Daisy and Starr, I think you've both identified the different types of couples like this. The ones who stay together because deep down, they're made for each other and the shortcomings are surmontable... and the ones who stay together out of fear.

Ri, the Music Savvy Mom said...

MAJOR kudos on the Nick Drake! ;)

Michael Horvath said...

"Love and friendship can help you overcome anything. If you're only willing to. People don't change "for" someone, so if you love them despite their faults, all will be well. If you feel you have to change the other person, you're doomed."

I agree with this statement 100%.

Desert Songbird said...

I'm more of an optimist, so I think couples like this tend to stay together because, ultimately, there is love and mutual respect. And who the hell wants to break in someone new after all those years?! At least, that's the case with hubby and me...*grin*

Anndi said...

Ri, why thank you! *curtesies*

M, I know YOU get that.

Songbird, I know that for my ex "in-laws" there was a great deal of respect. I think that kind of relationship is sometimes a lot more impressive than the easy "fairy-tale" ones.
SMOOCH

Ron said...

I LOVE THIS POST, ANNDI!

OMG...the photos are adorable!

I've know several couples as you described here. And what's really amazing...is that it seems to work for them. It's like they're the perfect foil for one another. And there seems to be sincere LOVE amongst them.

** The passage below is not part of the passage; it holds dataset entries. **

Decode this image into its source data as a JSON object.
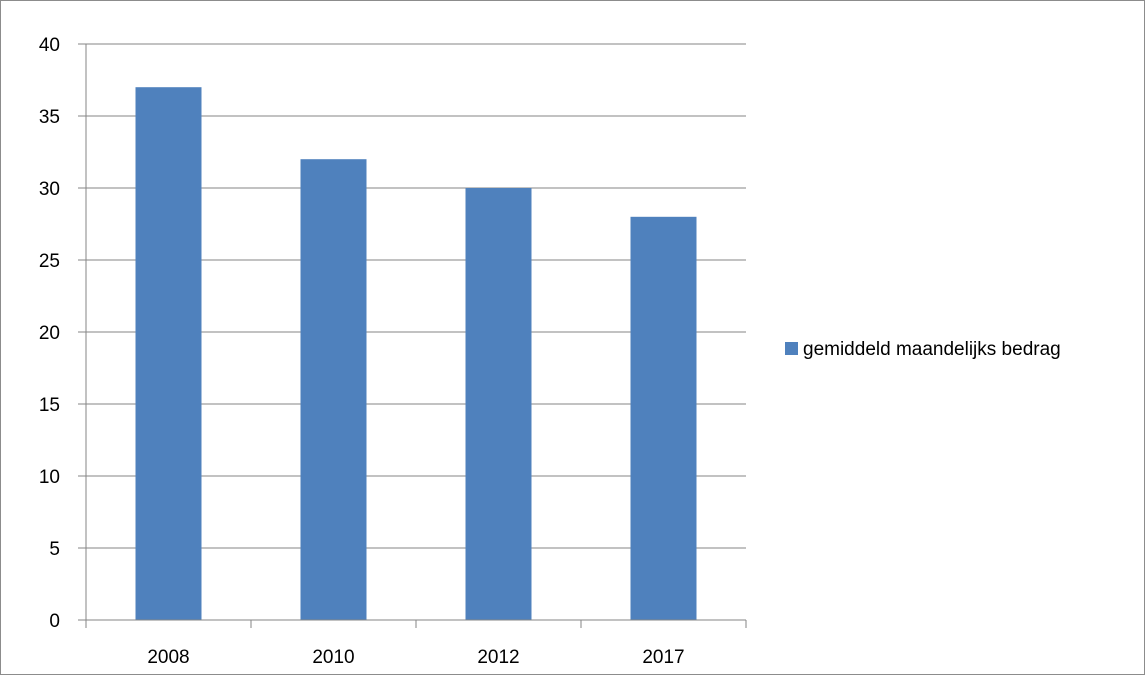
{
  "chart_data": {
    "type": "bar",
    "title": "",
    "xlabel": "",
    "ylabel": "",
    "categories": [
      "2008",
      "2010",
      "2012",
      "2017"
    ],
    "series": [
      {
        "name": "gemiddeld maandelijks bedrag",
        "values": [
          37,
          32,
          30,
          28
        ],
        "color": "#4f81bd"
      }
    ],
    "ylim": [
      0,
      40
    ],
    "yticks": [
      "0",
      "5",
      "10",
      "15",
      "20",
      "25",
      "30",
      "35",
      "40"
    ],
    "grid": true,
    "legend_position": "right"
  }
}
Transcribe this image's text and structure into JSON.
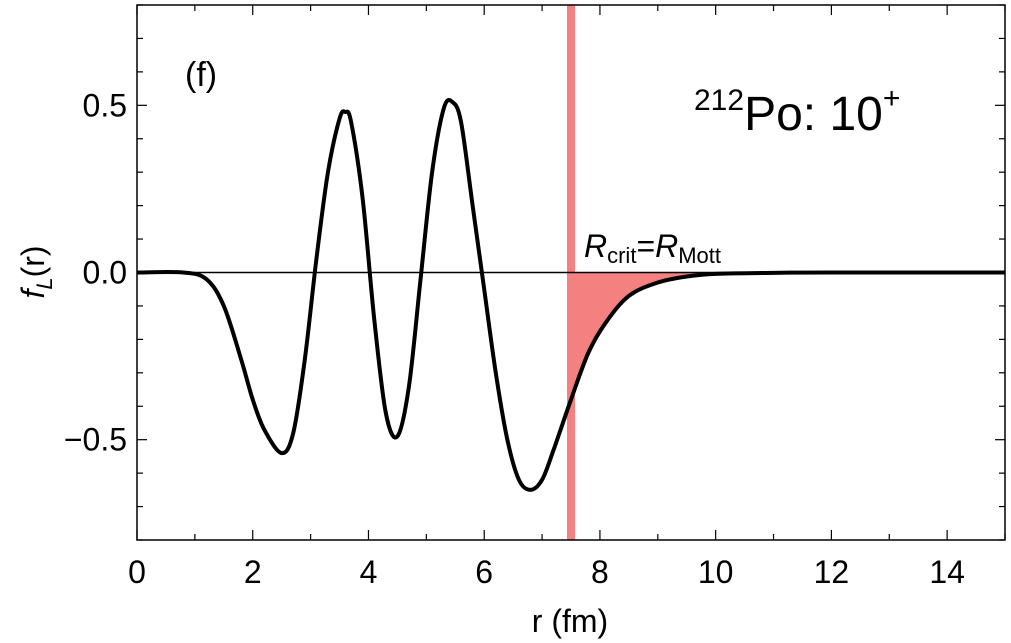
{
  "chart_data": {
    "type": "line",
    "panel_label": "(f)",
    "annotation": {
      "nucleus_mass": "212",
      "nucleus_symbol": "Po: 10",
      "state_sign": "+",
      "rcrit_main": "R",
      "rcrit_sub": "crit",
      "equals": "=",
      "rmott_main": "R",
      "rmott_sub": "Mott"
    },
    "xlabel": "r (fm)",
    "ylabel_main": "f",
    "ylabel_sub": "L",
    "ylabel_tail": "(r)",
    "xlim": [
      0,
      15
    ],
    "ylim": [
      -0.8,
      0.8
    ],
    "x_ticks": [
      0,
      2,
      4,
      6,
      8,
      10,
      12,
      14
    ],
    "y_ticks": [
      0.5,
      0.0,
      -0.5
    ],
    "y_tick_labels": [
      "0.5",
      "0.0",
      "−0.5"
    ],
    "critical_radius": 7.5,
    "shade_color": "#f48080",
    "line_color": "#000000",
    "series": [
      {
        "x": [
          0,
          0.8,
          1.2,
          1.5,
          1.8,
          2.0,
          2.2,
          2.5,
          2.7,
          2.9,
          3.1,
          3.3,
          3.5,
          3.6,
          3.7,
          3.9,
          4.1,
          4.3,
          4.5,
          4.7,
          4.9,
          5.1,
          5.3,
          5.45,
          5.6,
          5.8,
          6.0,
          6.2,
          6.4,
          6.6,
          6.8,
          7.0,
          7.2,
          7.5,
          7.8,
          8.1,
          8.5,
          9.0,
          9.5,
          10.0,
          11.0,
          12.0,
          15.0
        ],
        "y": [
          0,
          0,
          -0.02,
          -0.1,
          -0.26,
          -0.38,
          -0.47,
          -0.54,
          -0.48,
          -0.26,
          0.04,
          0.3,
          0.46,
          0.48,
          0.45,
          0.22,
          -0.14,
          -0.42,
          -0.49,
          -0.34,
          -0.02,
          0.3,
          0.49,
          0.51,
          0.45,
          0.2,
          -0.05,
          -0.3,
          -0.5,
          -0.62,
          -0.65,
          -0.62,
          -0.53,
          -0.38,
          -0.24,
          -0.15,
          -0.07,
          -0.03,
          -0.012,
          -0.004,
          -0.001,
          0,
          0
        ]
      }
    ]
  }
}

You spoke volumes of truth in this...

People don't change "for" someone, so if you love them despite their faults, all will be well. If you feel you have to change the other person, you're doomed.

RIGHT ON, Twin!

X

Mimi Lenox said...

Love and friendship....I wish it could always be that simple and yet, we both know, it is NEVER that simple.

You described them perfectly as if we could hear the annoyance of the breathing and the pretense of the wigs. Such symbolism.
But full of reality and wisdom.

Well done. I loved this post.

Anndi said...

Ron, the memory was sparked by the first picture. I actually thought of them (she's just like a prissy poodle!!!)

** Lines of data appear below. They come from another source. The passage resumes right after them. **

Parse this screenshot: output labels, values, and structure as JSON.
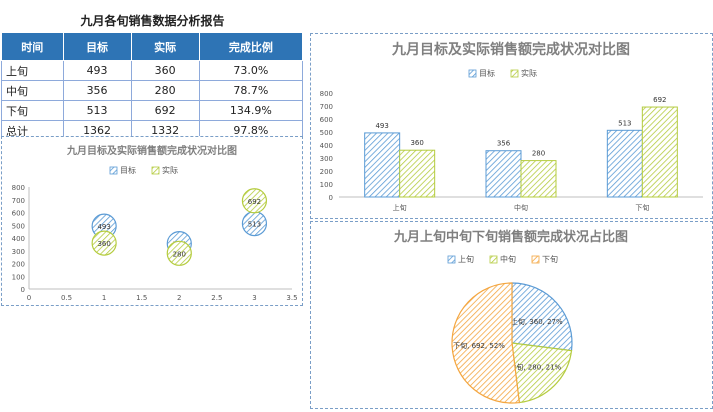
{
  "report_title": "九月各旬销售数据分析报告",
  "table": {
    "headers": [
      "时间",
      "目标",
      "实际",
      "完成比例"
    ],
    "rows": [
      [
        "上旬",
        "493",
        "360",
        "73.0%"
      ],
      [
        "中旬",
        "356",
        "280",
        "78.7%"
      ],
      [
        "下旬",
        "513",
        "692",
        "134.9%"
      ],
      [
        "总计",
        "1362",
        "1332",
        "97.8%"
      ]
    ]
  },
  "colors": {
    "target": "#5b9bd5",
    "actual": "#b5cc3f",
    "third": "#f4a640",
    "header_bg": "#2e74b5"
  },
  "chart_data": [
    {
      "type": "scatter",
      "title": "九月目标及实际销售额完成状况对比图",
      "series": [
        {
          "name": "目标",
          "points": [
            [
              1,
              493
            ],
            [
              2,
              356
            ],
            [
              3,
              513
            ]
          ],
          "labels": [
            "493",
            "356",
            "513"
          ]
        },
        {
          "name": "实际",
          "points": [
            [
              1,
              360
            ],
            [
              2,
              280
            ],
            [
              3,
              692
            ]
          ],
          "labels": [
            "360",
            "280",
            "692"
          ]
        }
      ],
      "xlim": [
        0,
        3.5
      ],
      "ylim": [
        0,
        800
      ],
      "xticks": [
        "0",
        "0.5",
        "1",
        "1.5",
        "2",
        "2.5",
        "3",
        "3.5"
      ],
      "yticks": [
        "0",
        "100",
        "200",
        "300",
        "400",
        "500",
        "600",
        "700",
        "800"
      ],
      "legend": "top"
    },
    {
      "type": "bar",
      "title": "九月目标及实际销售额完成状况对比图",
      "categories": [
        "上旬",
        "中旬",
        "下旬"
      ],
      "series": [
        {
          "name": "目标",
          "values": [
            493,
            356,
            513
          ]
        },
        {
          "name": "实际",
          "values": [
            360,
            280,
            692
          ]
        }
      ],
      "ylim": [
        0,
        800
      ],
      "yticks": [
        "0",
        "100",
        "200",
        "300",
        "400",
        "500",
        "600",
        "700",
        "800"
      ],
      "legend": "top"
    },
    {
      "type": "pie",
      "title": "九月上旬中旬下旬销售额完成状况占比图",
      "categories": [
        "上旬",
        "中旬",
        "下旬"
      ],
      "values": [
        360,
        280,
        692
      ],
      "labels": [
        "上旬, 360, 27%",
        "中旬, 280, 21%",
        "下旬, 692, 52%"
      ],
      "legend": "top"
    }
  ]
}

These two really did love each other. And it worked.

Mims, but it IS that simple. It's when the love is unmatched or the friendship is built on quicksand that it falls apart. No one ever said simple is easy to find.

We all have been in a situation where someone we love has an annoying habit (like gum snapping, or open mouth eating, or foot dragging) and who better to lose your cool with than that someone you love. It's safe. It's passion. It's the argument scene from PS I Love You *sigh*

I'm glad you enjoyed it.

Anonymous said...

Love the pic! Wow. It does sound like something toxic is going on there, though. It reminds me of that song by Orianthi that says, "According to You, I'm stupid, I'm worthless, I can't do anything right".

Of course, the song goes on to say, "But, according to him, I'm beautiful, incredible, he can't get me out of his head".

She needs to lay off on the critical, mean behavior or she is going to push him away to someone that accepts him.

Akelamalu said...

I knew a couple just like that - I could never understand why they were together. :0

Anonymous said...

He'll probably have to but his own shovel as well....good post, my dear.